The seam in the sky pulsed like a black heart, each beat tightening the storm that raged over the bridge. Rain no longer fell in drops; it spiraled upward, caught in a vortex that pulled light and color into the void. Glyphs spread like fractures across the concrete, glowing white-hot, slicing the battlefield into shifting territories.
Aiden's chest was a furnace. Every command he whispered felt like pulling coals into his lungs, each breath a payment he wasn't sure he could keep giving. Still, the blade of shadow in his hand thrummed, alive, eager.
Kai was a constant presence at his back. He hadn't spoken in minutes, but his stance—half-guard, half-ready to throw himself into danger—said more than words could. Aiden wasn't alone. Not tonight.
Across the broken ground, the chosen clashed. Shadows screamed against shadows, weapons forged from absence ringing with sound that shouldn't exist. A boy with hair like shattered glass swung twin blades that bled smoke instead of steel. A girl with eyes veiled in black silk wielded a whip of shadow lined with jagged barbs; her movements were mechanical, efficient, terrifying. A scythe-girl stalked the edges, her weapon taller than she was, slicing arcs into the storm as if carving her place in it.
And above them all, the crow-winged boy circled, laughter jagged as thunder. Feathers fell from his shadow-wings like sparks, each one igniting into a dart of black fire when it touched the ground.
The System's voice crashed over them like a verdict:
"BALANCE FALTERS. THE UNWORTHY WEIGH DOWN THE SCALE."
One of the chosen—the porcelain-mask boy whose chain Aiden had cut—froze mid-step. His shadow peeled off his feet like skin stripped away. He had time to scream once before the void swallowed him whole. No blood. No body. Only absence.
Aiden staggered back, stomach twisting. The storm wasn't a fight. It was a culling.
Kai swore under his breath. "It's killing them for hesitating."
"Not just hesitating," Aiden rasped. "For failing."
The whip cracked, barbs tearing through the air toward him. Aiden raised his blade, sparks erupting as shadow met shadow. The impact rattled his arms to the bone. The whip lashed again, curling for his throat—
—and another blade intercepted.
The braid-haired girl moved with surgical precision. Every strike she made was a calculation, every deflection exact. She didn't look at Aiden as she pressed the whip-wielder back, but her words cut sharp.
"Keep moving. The System tallies those who stand still."
Aiden gritted his teeth. "Why protect me?"
Her eyes flicked toward him only once, voice calm as rain. "Because you haven't broken yet. And because you will matter when this storm is over."
Before Aiden could respond, a shadow of feathers blotted the sky. The crow-boy dove, wings spread wide, talons of darkness gleaming. His laughter echoed, wild and cruel.
Kai shoved Aiden sideways, the dive cracking the concrete where he'd stood. Crows burst from the boy's wings, dozens of them, their beaks dripping fire.
Aiden's shadow surged, cloak unraveling into jagged shards. "Scatter," he whispered, chest burning. The command bent the cloak into a storm of blades. They shredded through the crows, feathers dissolving into sparks. For a moment, the sky above the bridge looked like it was raining fire.
The crow-boy hissed, circling higher. "Weaklings culled, balance restored! Who survives next?" His eyes glowed like lanterns of madness.
Kai crouched low, fists up though he had no weapon, no shadow. "He's coming back around."
The braid-haired girl landed beside them, her blade dripping black sparks. "Don't kill him. Break the wings."
Aiden turned to her sharply. "Why?"
"Because the System values pieces," she said flatly. "Even broken ones."
The crow-boy screamed downward again, faster this time.
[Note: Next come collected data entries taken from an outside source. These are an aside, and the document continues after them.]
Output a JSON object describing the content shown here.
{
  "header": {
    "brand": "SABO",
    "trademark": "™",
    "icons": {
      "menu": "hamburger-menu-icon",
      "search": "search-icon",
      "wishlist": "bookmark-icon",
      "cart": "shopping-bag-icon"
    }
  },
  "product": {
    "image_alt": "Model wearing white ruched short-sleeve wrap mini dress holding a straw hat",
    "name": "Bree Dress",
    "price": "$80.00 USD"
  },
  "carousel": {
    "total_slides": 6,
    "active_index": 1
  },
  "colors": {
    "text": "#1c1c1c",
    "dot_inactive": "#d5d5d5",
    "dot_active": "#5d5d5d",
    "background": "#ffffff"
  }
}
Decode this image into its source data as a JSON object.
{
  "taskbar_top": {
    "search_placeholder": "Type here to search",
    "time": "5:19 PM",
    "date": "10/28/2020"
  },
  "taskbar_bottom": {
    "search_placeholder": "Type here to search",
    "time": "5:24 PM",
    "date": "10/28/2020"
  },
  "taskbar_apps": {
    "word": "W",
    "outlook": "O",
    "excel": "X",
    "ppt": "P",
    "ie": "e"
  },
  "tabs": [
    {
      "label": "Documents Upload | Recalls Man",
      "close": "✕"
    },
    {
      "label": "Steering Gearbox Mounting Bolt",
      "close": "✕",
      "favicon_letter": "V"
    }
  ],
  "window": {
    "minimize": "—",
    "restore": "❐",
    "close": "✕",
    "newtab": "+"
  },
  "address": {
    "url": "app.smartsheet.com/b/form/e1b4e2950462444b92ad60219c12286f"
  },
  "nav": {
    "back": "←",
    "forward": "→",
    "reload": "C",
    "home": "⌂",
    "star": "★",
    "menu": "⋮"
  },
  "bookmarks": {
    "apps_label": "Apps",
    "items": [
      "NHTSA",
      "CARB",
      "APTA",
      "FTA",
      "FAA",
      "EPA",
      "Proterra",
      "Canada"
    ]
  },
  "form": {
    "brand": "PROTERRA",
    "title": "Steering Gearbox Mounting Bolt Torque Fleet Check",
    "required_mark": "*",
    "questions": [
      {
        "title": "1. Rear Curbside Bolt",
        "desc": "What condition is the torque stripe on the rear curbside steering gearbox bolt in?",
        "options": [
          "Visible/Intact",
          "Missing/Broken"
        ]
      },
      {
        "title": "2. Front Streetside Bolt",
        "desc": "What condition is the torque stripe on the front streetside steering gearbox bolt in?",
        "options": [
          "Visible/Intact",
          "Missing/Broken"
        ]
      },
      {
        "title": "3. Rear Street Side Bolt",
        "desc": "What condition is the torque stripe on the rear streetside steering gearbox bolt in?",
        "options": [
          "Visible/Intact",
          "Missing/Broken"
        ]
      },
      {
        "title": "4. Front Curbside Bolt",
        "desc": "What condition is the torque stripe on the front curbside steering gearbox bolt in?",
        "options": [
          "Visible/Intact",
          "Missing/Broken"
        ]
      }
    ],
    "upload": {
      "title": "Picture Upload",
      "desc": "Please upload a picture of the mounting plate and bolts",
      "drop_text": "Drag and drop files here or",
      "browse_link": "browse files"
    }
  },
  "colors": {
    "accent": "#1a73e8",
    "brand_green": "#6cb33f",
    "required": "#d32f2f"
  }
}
Lightning forked, glyphs flared, the storm itself bending to his dive.
Aiden's ribs flared, lungs clawing for breath. He whispered one word that felt less like a command and more like a vow:
"Bend."
The shadow rippled. His cloak caught the dive, not as armor but as current. The boy twisted off-axis, wings snapping like brittle branches. He slammed into the bridge's side, sparks of shadow bursting outward. His laughter broke into a scream, then into silence.
The wings twitched, broken but still attached. The boy crawled to his knees, grounded now, eyes wide with fury.
The storm paused, holding its breath.
Kai exhaled, relief sharp. "You did it."
But Aiden could feel it—this wasn't victory. It was only the storm making room for what came next.
And the System was far from finished.